The phrase NED is a bit of a reach and a stretch for many brain tumors because NED implies “no evidence for disease”, whereas in reality, after radiotherapy, there is almost always a visible tumor that needs to be monitored to ensure that it is not growing.
The follow-up guidelines vary based on the actual diagnosis and the time that has elapsed since completing radiotherapy. In general, for almost all patients, it is common practice to evaluate patients approximately 1 month after completing radiotherapy to ensure that any acute or immediate side effects have resolved. Thereafter, the frequency of follow-up varies based on several parameters. For example, for benign tumors such as meningioma, vestibular schwannoma, etc., it is not uncommon to see the patient at 6 monthly intervals for the first year, with MR imaging and then annually thereafter. For patients with low gradeglioma, the initial follow-up is a little more frequent, such as every 4 months or so but is then progressively lengthened.
For malignant tumors, the opposite is true, in that the follow-up is more rigorous and more frequent. For example, for patients with brain metastases treated with radiosurgery alone, the initial imaging and follow-up is frequent, such as for example at months 1, 3, 6, etc, and the reason for this is to identify any new lesions that may develop as a consequence of withholding whole brain radiotherapy. For patients with malignant glioma, such as glioblastoma, the follow-up and imaging is often co-ordinated with the chemotherapy doctor (medical or neuro-oncologist), and typically occurs every 2 to 3 months to follow things like tumor response, pseudoprogression, tumor progression, etc.
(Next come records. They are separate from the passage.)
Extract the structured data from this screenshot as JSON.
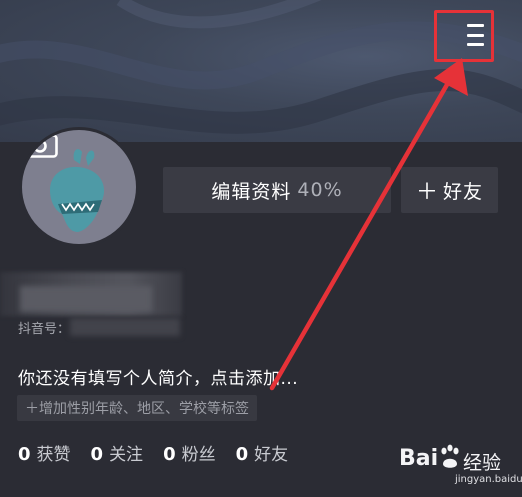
{
  "header": {
    "menu_icon": "hamburger-menu-icon"
  },
  "profile": {
    "avatar_icon": "camera-icon",
    "edit_button_label": "编辑资料",
    "edit_progress": "40%",
    "add_friend_label": "好友",
    "add_friend_icon": "plus-icon",
    "douyin_id_label": "抖音号："
  },
  "bio": {
    "text": "你还没有填写个人简介，点击添加...",
    "tag_hint": "＋增加性别年龄、地区、学校等标签"
  },
  "stats": [
    {
      "count": "0",
      "label": "获赞"
    },
    {
      "count": "0",
      "label": "关注"
    },
    {
      "count": "0",
      "label": "粉丝"
    },
    {
      "count": "0",
      "label": "好友"
    }
  ],
  "watermark": {
    "brand": "Bai",
    "brand_cn": "经验",
    "url": "jingyan.baidu.com"
  },
  "colors": {
    "annotation": "#e63238",
    "background": "#2b2c34",
    "button": "#3a3b44"
  }
}
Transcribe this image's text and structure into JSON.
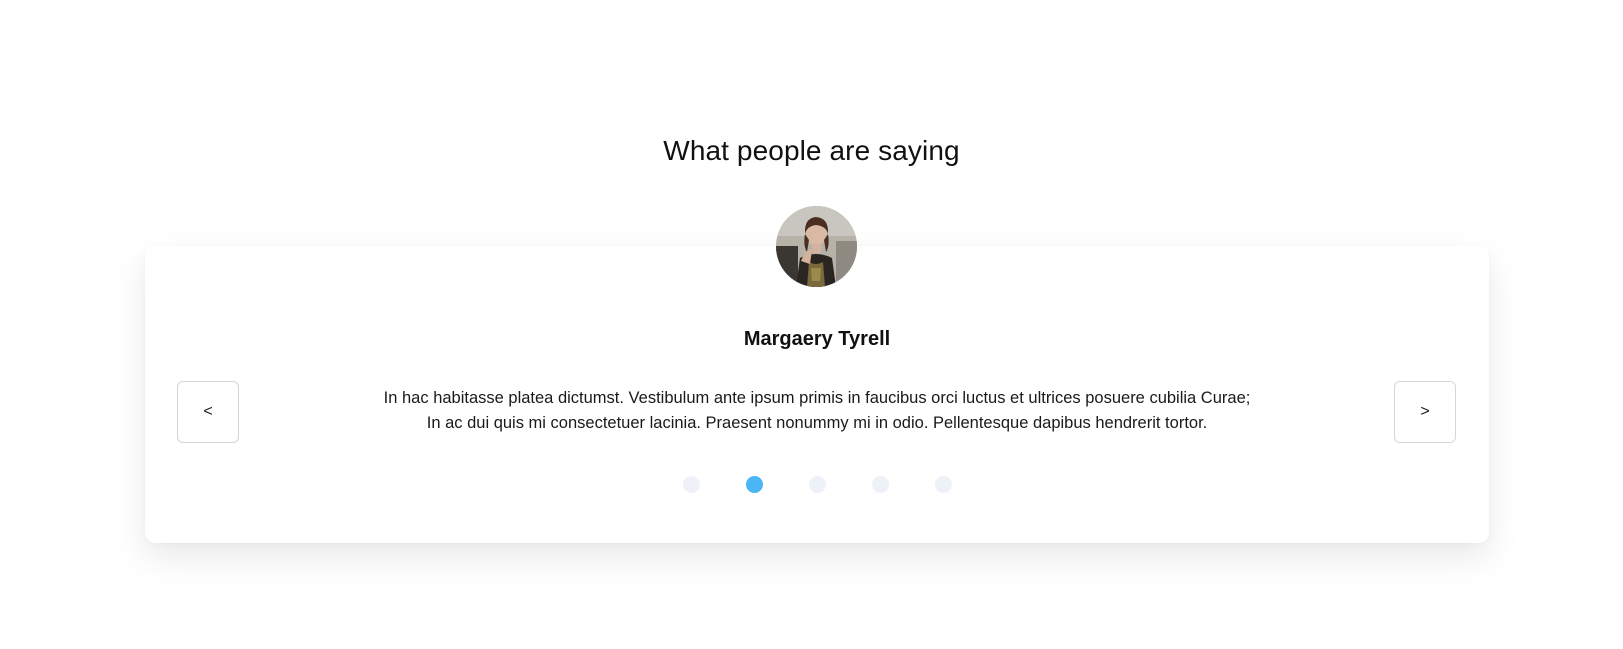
{
  "section": {
    "title": "What people are saying"
  },
  "testimonial": {
    "name": "Margaery Tyrell",
    "quote": "In hac habitasse platea dictumst. Vestibulum ante ipsum primis in faucibus orci luctus et ultrices posuere cubilia Curae; In ac dui quis mi consectetuer lacinia. Praesent nonummy mi in odio. Pellentesque dapibus hendrerit tortor."
  },
  "nav": {
    "prev_label": "<",
    "next_label": ">"
  },
  "pagination": {
    "count": 5,
    "active_index": 1
  },
  "colors": {
    "dot_active": "#4bb6f4",
    "dot_inactive": "#eef1f7"
  }
}
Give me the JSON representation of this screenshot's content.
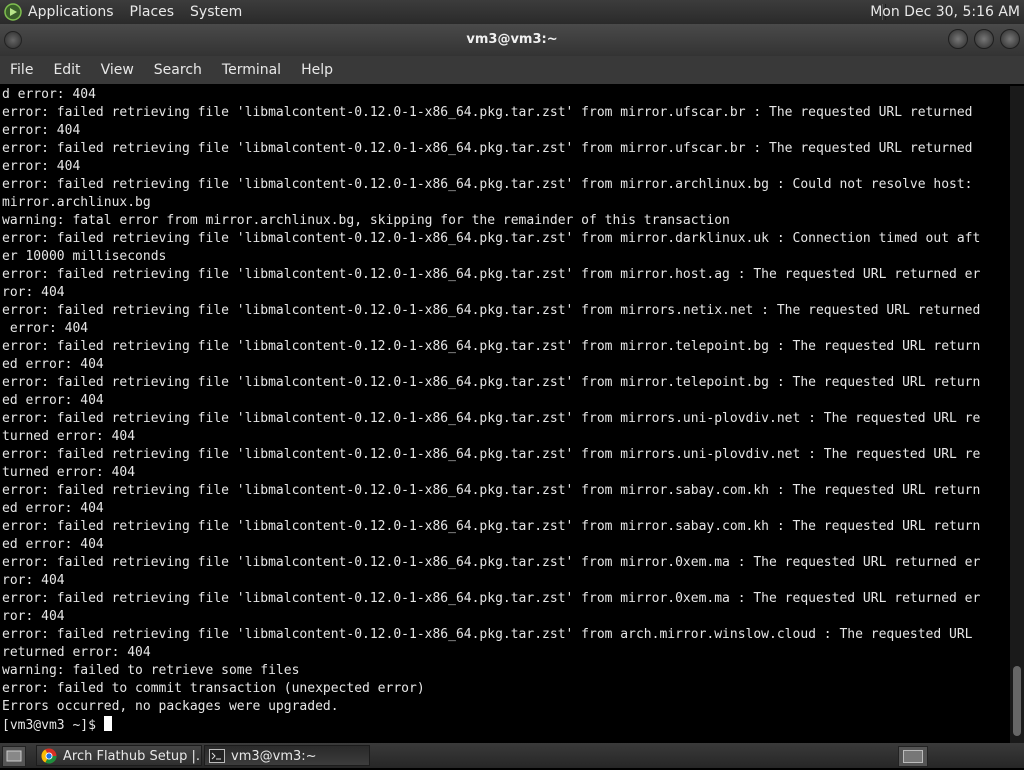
{
  "top_panel": {
    "menus": [
      "Applications",
      "Places",
      "System"
    ],
    "clock": "Mon Dec 30,  5:16 AM"
  },
  "window": {
    "title": "vm3@vm3:~",
    "menu": [
      "File",
      "Edit",
      "View",
      "Search",
      "Terminal",
      "Help"
    ]
  },
  "terminal": {
    "lines": [
      "d error: 404",
      "error: failed retrieving file 'libmalcontent-0.12.0-1-x86_64.pkg.tar.zst' from mirror.ufscar.br : The requested URL returned",
      "error: 404",
      "error: failed retrieving file 'libmalcontent-0.12.0-1-x86_64.pkg.tar.zst' from mirror.ufscar.br : The requested URL returned",
      "error: 404",
      "error: failed retrieving file 'libmalcontent-0.12.0-1-x86_64.pkg.tar.zst' from mirror.archlinux.bg : Could not resolve host:",
      "mirror.archlinux.bg",
      "warning: fatal error from mirror.archlinux.bg, skipping for the remainder of this transaction",
      "error: failed retrieving file 'libmalcontent-0.12.0-1-x86_64.pkg.tar.zst' from mirror.darklinux.uk : Connection timed out aft",
      "er 10000 milliseconds",
      "error: failed retrieving file 'libmalcontent-0.12.0-1-x86_64.pkg.tar.zst' from mirror.host.ag : The requested URL returned er",
      "ror: 404",
      "error: failed retrieving file 'libmalcontent-0.12.0-1-x86_64.pkg.tar.zst' from mirrors.netix.net : The requested URL returned",
      " error: 404",
      "error: failed retrieving file 'libmalcontent-0.12.0-1-x86_64.pkg.tar.zst' from mirror.telepoint.bg : The requested URL return",
      "ed error: 404",
      "error: failed retrieving file 'libmalcontent-0.12.0-1-x86_64.pkg.tar.zst' from mirror.telepoint.bg : The requested URL return",
      "ed error: 404",
      "error: failed retrieving file 'libmalcontent-0.12.0-1-x86_64.pkg.tar.zst' from mirrors.uni-plovdiv.net : The requested URL re",
      "turned error: 404",
      "error: failed retrieving file 'libmalcontent-0.12.0-1-x86_64.pkg.tar.zst' from mirrors.uni-plovdiv.net : The requested URL re",
      "turned error: 404",
      "error: failed retrieving file 'libmalcontent-0.12.0-1-x86_64.pkg.tar.zst' from mirror.sabay.com.kh : The requested URL return",
      "ed error: 404",
      "error: failed retrieving file 'libmalcontent-0.12.0-1-x86_64.pkg.tar.zst' from mirror.sabay.com.kh : The requested URL return",
      "ed error: 404",
      "error: failed retrieving file 'libmalcontent-0.12.0-1-x86_64.pkg.tar.zst' from mirror.0xem.ma : The requested URL returned er",
      "ror: 404",
      "error: failed retrieving file 'libmalcontent-0.12.0-1-x86_64.pkg.tar.zst' from mirror.0xem.ma : The requested URL returned er",
      "ror: 404",
      "error: failed retrieving file 'libmalcontent-0.12.0-1-x86_64.pkg.tar.zst' from arch.mirror.winslow.cloud : The requested URL",
      "returned error: 404",
      "warning: failed to retrieve some files",
      "error: failed to commit transaction (unexpected error)",
      "Errors occurred, no packages were upgraded."
    ],
    "prompt": "[vm3@vm3 ~]$ "
  },
  "taskbar": {
    "tasks": [
      {
        "label": "Arch Flathub Setup |...",
        "icon": "chrome-icon"
      },
      {
        "label": "vm3@vm3:~",
        "icon": "terminal-icon"
      }
    ]
  }
}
These follow-up visits are also important for the purposes of tapering steroids, adjusting the doses of seizure medications, etc. In patients treated with mostly a palliative intent, the follow-up visits are minimized to reduce the burden on the patient, and visits and imaging is often performed on an “as needed” basis.
A corollary question is when do you stop following? There are no good guidelines for this part of the question, since this is not a question that has been studied prospectively; for patients with benign tumors, some physicians stop imaging (and sometimes follow-up) after 5 years, but relapses/recurrences have been described 15 years and beyond, and so there is no categorical answer for this. For patients who decline because their disease is progressing, and if no further therapeutic options are available, frequent visits and scans may only increase the burden on the patients, and this should be wisely considered.